How Verifiable Credentials Work

At its core, a Verifiable Credential is a digital statement issued by a trusted party that anyone can independently verify. Unlike traditional paper certificates or centralized databases, VCs don’t require real-time queries to the issuing authority; verifying the signature alone confirms authenticity.

The standard VC workflow typically includes the following stages:

• Issuance: The issuer generates and signs a credential for the holder based on certain facts or qualifications.
• Holding: The holder stores the credential independently, usually in an identity wallet.
• Presentation: When needed, the holder presents the credential—or parts of it—to a verifier.
• Verification: The verifier checks the credential’s validity through cryptographic signatures and DID resolution.

Throughout this process, blockchain doesn’t store credential contents. Instead, it serves as a trust anchor, ensuring the issuer’s identity can be verified and credentials cannot be forged. This offline-verifiable model greatly reduces system dependency and privacy risks.

Issuer, Holder, and Verifier

The VC trust model is built on clear roles for three parties, each with distinct responsibilities but without any centralized control between them.

Role breakdown:

• Issuer: The entity that issues credentials, typically an institution, platform, or organization with public credibility.
• Holder: The individual or entity who receives and owns the credential, maintaining full control over it.
• Verifier: The party that validates the credential’s authenticity in specific scenarios.

The key advantage of this structure is transferable trust. Once a credential is issued by a trusted issuer, holders can reuse it across different scenarios without having to return to the original platform for authentication. This frees identity and credit from being locked into a single system. Additionally, since verifiers only check signatures and status—not store data—the entire system remains highly efficient as it scales.
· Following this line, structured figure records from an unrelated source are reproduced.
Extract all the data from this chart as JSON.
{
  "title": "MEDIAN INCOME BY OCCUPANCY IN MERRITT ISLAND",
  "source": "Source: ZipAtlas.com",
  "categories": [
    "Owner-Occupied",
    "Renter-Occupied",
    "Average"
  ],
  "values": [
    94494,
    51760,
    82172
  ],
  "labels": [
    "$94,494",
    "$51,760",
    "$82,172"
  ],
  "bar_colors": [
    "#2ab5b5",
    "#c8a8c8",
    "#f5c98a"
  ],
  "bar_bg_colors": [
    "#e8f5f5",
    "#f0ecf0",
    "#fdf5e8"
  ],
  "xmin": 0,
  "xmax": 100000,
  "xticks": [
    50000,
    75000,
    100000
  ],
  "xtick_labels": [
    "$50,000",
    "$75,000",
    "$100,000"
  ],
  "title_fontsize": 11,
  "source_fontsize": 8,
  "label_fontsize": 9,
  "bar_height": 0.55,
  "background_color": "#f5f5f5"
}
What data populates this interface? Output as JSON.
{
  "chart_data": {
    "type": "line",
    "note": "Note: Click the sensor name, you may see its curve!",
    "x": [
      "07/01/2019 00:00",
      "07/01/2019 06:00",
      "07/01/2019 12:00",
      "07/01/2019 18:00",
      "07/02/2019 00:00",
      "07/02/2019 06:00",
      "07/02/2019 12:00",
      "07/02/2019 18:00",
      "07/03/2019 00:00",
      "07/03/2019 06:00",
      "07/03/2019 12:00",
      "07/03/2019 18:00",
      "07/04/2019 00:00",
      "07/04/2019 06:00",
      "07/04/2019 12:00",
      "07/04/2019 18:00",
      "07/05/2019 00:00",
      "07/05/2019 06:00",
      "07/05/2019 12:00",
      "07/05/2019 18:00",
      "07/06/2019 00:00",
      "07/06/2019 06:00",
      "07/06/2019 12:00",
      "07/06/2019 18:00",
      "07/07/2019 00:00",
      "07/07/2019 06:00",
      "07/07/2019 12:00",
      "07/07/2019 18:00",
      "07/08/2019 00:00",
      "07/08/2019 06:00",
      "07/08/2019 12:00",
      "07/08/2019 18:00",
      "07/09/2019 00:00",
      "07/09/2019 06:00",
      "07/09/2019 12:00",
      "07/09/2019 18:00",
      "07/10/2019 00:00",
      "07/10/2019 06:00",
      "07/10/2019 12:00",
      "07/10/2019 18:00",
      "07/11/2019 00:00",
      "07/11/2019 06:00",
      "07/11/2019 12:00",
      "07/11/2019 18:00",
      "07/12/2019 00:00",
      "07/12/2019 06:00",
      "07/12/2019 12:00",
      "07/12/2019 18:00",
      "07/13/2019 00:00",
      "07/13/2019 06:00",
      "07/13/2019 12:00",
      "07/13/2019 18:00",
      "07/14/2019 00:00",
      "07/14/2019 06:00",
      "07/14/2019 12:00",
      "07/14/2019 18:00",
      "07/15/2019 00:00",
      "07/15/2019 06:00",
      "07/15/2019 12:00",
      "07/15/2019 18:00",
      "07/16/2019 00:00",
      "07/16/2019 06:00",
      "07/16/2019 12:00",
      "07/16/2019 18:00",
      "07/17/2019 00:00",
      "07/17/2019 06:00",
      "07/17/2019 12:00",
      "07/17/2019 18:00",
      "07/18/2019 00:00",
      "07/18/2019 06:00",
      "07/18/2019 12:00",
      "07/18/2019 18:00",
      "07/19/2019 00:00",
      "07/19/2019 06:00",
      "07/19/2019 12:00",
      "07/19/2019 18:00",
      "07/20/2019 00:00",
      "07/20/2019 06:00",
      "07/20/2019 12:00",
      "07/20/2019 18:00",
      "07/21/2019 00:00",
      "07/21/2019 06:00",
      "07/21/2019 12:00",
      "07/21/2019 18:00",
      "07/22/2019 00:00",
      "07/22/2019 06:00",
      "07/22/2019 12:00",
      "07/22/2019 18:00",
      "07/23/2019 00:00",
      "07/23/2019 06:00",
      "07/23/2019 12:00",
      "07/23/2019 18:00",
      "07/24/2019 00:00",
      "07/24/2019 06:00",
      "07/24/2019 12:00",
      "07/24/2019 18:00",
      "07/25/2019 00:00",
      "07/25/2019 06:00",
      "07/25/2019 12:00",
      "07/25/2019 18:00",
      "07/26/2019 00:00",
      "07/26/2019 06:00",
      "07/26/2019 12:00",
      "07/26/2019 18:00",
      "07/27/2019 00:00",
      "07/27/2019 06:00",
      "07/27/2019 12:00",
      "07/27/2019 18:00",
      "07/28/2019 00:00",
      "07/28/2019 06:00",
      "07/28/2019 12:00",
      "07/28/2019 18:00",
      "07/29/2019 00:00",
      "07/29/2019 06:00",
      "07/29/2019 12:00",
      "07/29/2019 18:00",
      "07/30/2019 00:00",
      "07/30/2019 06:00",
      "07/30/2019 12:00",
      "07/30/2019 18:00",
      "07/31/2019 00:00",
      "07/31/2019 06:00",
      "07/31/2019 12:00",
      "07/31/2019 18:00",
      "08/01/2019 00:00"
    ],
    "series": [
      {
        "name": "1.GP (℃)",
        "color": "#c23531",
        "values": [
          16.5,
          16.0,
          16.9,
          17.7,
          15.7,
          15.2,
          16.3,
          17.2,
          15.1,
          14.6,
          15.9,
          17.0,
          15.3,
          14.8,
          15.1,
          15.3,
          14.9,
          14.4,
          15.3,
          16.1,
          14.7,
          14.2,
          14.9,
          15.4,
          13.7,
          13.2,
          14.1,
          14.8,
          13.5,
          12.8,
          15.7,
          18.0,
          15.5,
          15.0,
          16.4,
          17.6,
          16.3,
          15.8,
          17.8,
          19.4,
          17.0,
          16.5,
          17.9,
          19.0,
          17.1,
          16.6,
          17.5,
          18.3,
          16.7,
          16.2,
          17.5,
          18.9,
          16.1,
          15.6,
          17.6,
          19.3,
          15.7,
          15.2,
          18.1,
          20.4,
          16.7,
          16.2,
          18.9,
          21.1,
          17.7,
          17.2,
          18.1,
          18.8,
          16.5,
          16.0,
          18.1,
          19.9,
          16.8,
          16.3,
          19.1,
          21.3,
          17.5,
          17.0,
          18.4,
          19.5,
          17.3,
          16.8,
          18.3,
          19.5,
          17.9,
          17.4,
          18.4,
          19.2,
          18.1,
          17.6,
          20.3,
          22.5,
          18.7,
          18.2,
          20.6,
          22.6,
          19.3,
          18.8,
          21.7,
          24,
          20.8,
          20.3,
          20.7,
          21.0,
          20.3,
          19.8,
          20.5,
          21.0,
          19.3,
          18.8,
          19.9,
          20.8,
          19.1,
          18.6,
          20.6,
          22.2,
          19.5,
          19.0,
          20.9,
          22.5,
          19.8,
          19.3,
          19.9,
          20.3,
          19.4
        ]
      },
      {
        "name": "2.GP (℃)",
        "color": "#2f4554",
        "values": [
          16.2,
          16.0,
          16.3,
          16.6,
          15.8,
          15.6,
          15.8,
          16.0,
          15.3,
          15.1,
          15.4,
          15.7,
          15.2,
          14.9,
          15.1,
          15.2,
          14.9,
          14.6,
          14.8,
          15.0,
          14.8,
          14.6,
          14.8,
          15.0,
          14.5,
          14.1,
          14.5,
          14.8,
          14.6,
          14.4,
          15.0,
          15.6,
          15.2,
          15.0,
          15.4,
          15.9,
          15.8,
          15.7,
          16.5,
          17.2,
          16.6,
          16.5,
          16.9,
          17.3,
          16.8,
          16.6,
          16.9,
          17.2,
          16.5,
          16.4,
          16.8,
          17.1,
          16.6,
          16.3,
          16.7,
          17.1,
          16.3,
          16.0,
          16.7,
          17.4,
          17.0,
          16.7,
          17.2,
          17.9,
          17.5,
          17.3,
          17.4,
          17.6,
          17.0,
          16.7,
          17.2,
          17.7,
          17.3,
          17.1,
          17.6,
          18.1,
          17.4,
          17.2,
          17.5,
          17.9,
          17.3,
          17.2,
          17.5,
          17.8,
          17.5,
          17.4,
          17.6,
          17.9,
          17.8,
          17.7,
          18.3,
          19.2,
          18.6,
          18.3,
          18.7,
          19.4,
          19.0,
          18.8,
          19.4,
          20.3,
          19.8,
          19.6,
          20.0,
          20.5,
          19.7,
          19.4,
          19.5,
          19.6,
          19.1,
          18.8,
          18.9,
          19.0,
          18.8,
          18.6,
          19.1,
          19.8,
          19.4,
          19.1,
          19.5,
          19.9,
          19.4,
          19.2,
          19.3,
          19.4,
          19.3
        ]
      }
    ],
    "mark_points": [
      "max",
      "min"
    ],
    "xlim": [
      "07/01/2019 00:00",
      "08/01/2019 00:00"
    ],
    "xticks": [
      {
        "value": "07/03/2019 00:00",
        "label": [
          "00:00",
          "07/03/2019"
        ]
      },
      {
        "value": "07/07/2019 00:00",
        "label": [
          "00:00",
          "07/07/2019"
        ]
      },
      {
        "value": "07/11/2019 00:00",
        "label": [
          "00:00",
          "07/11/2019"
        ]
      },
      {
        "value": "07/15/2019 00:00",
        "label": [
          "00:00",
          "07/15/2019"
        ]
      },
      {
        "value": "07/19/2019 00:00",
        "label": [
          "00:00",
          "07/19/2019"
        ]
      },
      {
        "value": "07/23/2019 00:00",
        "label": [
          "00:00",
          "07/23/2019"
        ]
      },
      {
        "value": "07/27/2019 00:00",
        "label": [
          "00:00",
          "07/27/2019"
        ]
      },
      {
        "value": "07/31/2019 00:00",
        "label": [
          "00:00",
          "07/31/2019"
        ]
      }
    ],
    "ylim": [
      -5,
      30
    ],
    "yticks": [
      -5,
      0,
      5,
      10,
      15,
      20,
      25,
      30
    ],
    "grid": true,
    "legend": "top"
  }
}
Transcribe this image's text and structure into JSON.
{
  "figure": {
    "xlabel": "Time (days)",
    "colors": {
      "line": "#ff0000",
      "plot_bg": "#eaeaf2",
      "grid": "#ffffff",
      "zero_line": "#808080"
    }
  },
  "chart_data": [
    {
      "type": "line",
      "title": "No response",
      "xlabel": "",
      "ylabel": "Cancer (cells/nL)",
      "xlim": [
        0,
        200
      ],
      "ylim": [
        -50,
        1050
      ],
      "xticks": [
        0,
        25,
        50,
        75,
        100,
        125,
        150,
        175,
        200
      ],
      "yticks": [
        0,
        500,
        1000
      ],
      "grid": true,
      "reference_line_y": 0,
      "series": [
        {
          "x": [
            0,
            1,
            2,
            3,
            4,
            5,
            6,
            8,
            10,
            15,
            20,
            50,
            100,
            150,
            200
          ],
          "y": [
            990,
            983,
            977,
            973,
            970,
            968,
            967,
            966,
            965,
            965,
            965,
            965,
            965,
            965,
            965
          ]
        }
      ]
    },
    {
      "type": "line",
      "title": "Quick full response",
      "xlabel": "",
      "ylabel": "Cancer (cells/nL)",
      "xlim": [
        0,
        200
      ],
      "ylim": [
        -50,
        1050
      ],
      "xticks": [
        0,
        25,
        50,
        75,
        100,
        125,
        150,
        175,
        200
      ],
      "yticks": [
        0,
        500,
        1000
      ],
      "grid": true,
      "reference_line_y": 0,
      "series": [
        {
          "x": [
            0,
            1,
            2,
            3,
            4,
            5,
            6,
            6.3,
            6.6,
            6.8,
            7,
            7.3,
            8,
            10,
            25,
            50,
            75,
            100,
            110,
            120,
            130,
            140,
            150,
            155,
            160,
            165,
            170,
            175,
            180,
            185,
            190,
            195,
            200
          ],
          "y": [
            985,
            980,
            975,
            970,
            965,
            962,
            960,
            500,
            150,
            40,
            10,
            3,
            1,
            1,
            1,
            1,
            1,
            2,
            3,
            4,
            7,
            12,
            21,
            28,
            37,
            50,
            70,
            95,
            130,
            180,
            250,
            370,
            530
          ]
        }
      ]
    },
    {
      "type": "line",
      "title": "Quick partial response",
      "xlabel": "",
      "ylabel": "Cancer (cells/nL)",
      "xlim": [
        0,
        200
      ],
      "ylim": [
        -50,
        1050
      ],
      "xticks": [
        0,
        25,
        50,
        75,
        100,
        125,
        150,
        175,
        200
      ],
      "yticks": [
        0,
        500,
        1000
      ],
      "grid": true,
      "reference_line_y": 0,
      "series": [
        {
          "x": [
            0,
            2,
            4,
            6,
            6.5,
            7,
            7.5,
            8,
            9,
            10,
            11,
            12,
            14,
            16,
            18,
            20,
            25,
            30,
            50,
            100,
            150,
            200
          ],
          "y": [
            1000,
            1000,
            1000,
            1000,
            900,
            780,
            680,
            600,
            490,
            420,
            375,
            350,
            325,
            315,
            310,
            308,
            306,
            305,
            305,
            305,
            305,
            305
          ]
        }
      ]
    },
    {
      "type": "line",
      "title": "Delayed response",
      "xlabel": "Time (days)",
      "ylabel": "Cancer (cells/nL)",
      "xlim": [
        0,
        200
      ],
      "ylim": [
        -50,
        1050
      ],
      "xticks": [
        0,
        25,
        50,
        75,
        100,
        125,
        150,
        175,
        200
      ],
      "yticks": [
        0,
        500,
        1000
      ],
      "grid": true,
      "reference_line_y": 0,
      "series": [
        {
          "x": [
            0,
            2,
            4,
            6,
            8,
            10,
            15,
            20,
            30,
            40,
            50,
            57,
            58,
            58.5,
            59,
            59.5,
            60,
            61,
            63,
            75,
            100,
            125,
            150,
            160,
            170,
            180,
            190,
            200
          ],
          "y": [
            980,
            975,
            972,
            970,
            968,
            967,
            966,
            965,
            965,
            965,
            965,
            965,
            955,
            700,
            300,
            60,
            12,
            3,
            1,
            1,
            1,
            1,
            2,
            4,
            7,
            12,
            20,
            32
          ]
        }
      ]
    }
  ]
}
Privacy Protection and Selective Disclosure

Traditional identity systems often require users to expose excessive personal information just to prove a single point. One of VC’s major innovations is integrating privacy protection as a fundamental feature. Through selective disclosure and zero-knowledge proofs, holders can prove specific conditions without revealing unnecessary details—for example, proving they’re over 18 without sharing their full birthdate.

In practice, privacy protection is reflected in several ways:

• Credentials are stored locally by users, preventing centralized data leaks.
• Only necessary fields are disclosed when presenting credentials.
• Unlinkability is supported to prevent cross-scenario tracking.
• Zero-knowledge proofs can be combined for enhanced privacy protection.

This mechanism ensures trust and privacy aren’t at odds, making decentralized identity systems well-suited for sensitive sectors like finance, healthcare, and education.